Erased. Your bloodshot cellphone gone to shit,
you now forsake the chase, tap out, and grab
a squat Red Stripe. You chug the sweating bottle,
say hello to friends, mug a smile, and mellow out.
A pessimism of intelligence, an optimist of will—
you wander second-guessing through the space again
until the DJ, scratching, crossfades the rhythm
into a catchy riff’s hip-hop cadenza
which revs, then shifts, sped to freefall over-
drive, everyone jumping, hearts lifting when
the beat’s been dropped. A wedding party
that’s just let out now from the Copper Room
comes crashing in. The joint is one incessant crush
like suppurating, dripping hexagons
cleft open from a honeycomb. This thrumming
buzz is actually your skull. The thumping bass,
your own lush pulse. Subwoofers raise the roof,
trepan the soft interior vibrations
imprisoned in your cerebellum.
You step outside
onto the patio. Drink in the cooler summer air
beside the Cup where people congregate
to smoke. A hummingbird dips down and sips
a blossom over-spilling from a hanging
planter. Still, the club shuts down within the hour.
You study the cobbled walk you’ll have to scuff.
Some stranger begs a light. You shake your head,
and yet he nods and flirts, “Hey, what’s your name?
I saw you earlier.” Then looking up, you see
that all your obdurate and daring anguish
had been projected. Confess one longing look’s
possessed you, though you don’t know anything
about him, by replying with a curt coy pout.

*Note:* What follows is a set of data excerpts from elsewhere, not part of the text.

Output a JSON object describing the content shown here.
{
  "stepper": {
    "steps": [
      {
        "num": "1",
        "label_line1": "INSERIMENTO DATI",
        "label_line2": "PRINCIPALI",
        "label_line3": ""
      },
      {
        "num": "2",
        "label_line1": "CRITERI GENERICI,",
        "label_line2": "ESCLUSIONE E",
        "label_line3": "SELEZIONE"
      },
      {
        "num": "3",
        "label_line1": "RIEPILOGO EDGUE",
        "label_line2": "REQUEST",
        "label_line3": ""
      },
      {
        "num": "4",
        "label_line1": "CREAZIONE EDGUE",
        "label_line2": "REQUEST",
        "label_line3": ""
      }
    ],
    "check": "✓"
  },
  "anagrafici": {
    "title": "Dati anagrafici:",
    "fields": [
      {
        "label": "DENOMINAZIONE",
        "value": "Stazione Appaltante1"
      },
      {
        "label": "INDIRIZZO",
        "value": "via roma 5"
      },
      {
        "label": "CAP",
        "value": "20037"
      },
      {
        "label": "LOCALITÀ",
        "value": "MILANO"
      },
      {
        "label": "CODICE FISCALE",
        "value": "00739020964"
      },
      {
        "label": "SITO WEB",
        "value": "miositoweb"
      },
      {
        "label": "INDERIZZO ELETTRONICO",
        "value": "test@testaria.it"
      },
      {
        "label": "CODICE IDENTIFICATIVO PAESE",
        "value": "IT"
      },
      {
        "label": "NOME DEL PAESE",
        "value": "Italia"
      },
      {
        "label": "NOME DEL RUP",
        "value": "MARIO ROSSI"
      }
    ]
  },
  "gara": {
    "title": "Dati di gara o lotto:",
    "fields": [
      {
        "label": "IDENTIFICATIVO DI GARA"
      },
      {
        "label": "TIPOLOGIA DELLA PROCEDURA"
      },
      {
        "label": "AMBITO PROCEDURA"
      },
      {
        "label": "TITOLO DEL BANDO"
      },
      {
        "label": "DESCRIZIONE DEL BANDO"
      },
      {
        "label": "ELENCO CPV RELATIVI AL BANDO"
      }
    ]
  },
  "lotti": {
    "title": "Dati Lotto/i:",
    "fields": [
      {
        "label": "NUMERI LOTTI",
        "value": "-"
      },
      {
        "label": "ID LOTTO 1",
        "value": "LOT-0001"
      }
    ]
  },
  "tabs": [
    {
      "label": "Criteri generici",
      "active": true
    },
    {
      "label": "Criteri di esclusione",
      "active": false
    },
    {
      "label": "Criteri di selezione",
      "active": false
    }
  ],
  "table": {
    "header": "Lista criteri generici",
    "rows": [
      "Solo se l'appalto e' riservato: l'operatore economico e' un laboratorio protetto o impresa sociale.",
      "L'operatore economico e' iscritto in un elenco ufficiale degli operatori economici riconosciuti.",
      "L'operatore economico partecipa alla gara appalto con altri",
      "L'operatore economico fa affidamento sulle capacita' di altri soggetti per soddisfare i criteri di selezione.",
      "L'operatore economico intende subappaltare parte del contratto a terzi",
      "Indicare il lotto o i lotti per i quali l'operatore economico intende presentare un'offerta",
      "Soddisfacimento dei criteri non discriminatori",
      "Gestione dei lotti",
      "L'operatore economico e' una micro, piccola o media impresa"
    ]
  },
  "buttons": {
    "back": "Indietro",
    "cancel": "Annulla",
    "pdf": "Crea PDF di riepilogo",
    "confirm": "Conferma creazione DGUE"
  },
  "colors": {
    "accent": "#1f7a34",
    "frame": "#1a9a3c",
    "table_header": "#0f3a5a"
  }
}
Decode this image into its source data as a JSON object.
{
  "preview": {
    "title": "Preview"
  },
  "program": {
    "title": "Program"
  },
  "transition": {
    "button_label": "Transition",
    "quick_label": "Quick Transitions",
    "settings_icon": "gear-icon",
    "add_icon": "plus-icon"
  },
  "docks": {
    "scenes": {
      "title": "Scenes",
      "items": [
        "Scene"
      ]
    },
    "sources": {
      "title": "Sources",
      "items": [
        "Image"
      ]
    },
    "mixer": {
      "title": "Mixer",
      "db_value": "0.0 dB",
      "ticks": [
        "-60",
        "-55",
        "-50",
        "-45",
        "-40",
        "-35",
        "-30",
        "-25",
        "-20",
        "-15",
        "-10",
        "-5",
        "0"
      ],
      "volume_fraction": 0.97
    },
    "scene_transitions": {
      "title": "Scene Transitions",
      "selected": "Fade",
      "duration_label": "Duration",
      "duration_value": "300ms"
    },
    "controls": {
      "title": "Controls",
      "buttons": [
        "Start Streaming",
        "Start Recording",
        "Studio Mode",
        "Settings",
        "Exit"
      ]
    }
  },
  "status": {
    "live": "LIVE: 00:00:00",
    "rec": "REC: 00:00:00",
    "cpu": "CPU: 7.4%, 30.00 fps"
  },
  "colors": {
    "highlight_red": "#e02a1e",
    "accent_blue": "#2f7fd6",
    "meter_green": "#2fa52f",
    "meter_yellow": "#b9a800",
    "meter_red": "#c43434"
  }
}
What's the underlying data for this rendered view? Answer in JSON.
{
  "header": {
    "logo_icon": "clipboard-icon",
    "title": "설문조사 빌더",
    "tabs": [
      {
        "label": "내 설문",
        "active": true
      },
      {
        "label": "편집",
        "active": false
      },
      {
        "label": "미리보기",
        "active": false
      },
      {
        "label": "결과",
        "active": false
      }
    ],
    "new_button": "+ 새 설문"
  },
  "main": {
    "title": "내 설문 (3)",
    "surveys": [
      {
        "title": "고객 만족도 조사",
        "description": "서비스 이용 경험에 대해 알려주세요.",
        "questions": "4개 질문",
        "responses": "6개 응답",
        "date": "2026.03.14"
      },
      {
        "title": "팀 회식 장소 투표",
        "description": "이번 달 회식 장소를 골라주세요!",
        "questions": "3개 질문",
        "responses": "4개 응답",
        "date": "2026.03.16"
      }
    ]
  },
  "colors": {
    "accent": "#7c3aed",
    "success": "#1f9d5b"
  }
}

The rococo furnishings of eros have arose
from memory, that molten forge, which pressed,
unfurls one gorgeous glass-blown bauble of
a chandelier, its shape held fast, its surface changing,
as it prisms hard-edged facts so they give way
to plasma, a chasm bridged by ever-later styles
of fire which burn all grief that came before.
You offer him a cigarette and graze his hand,
then take it; inching closer to this boy,
slack-jawed and skinny, making out—
the little bud of flame a voided rose.
The ash sifts off. Last call. A whiff of smoke.
You peek into the door, the chairs upturned,
as streetlights jackpot every tiled penny.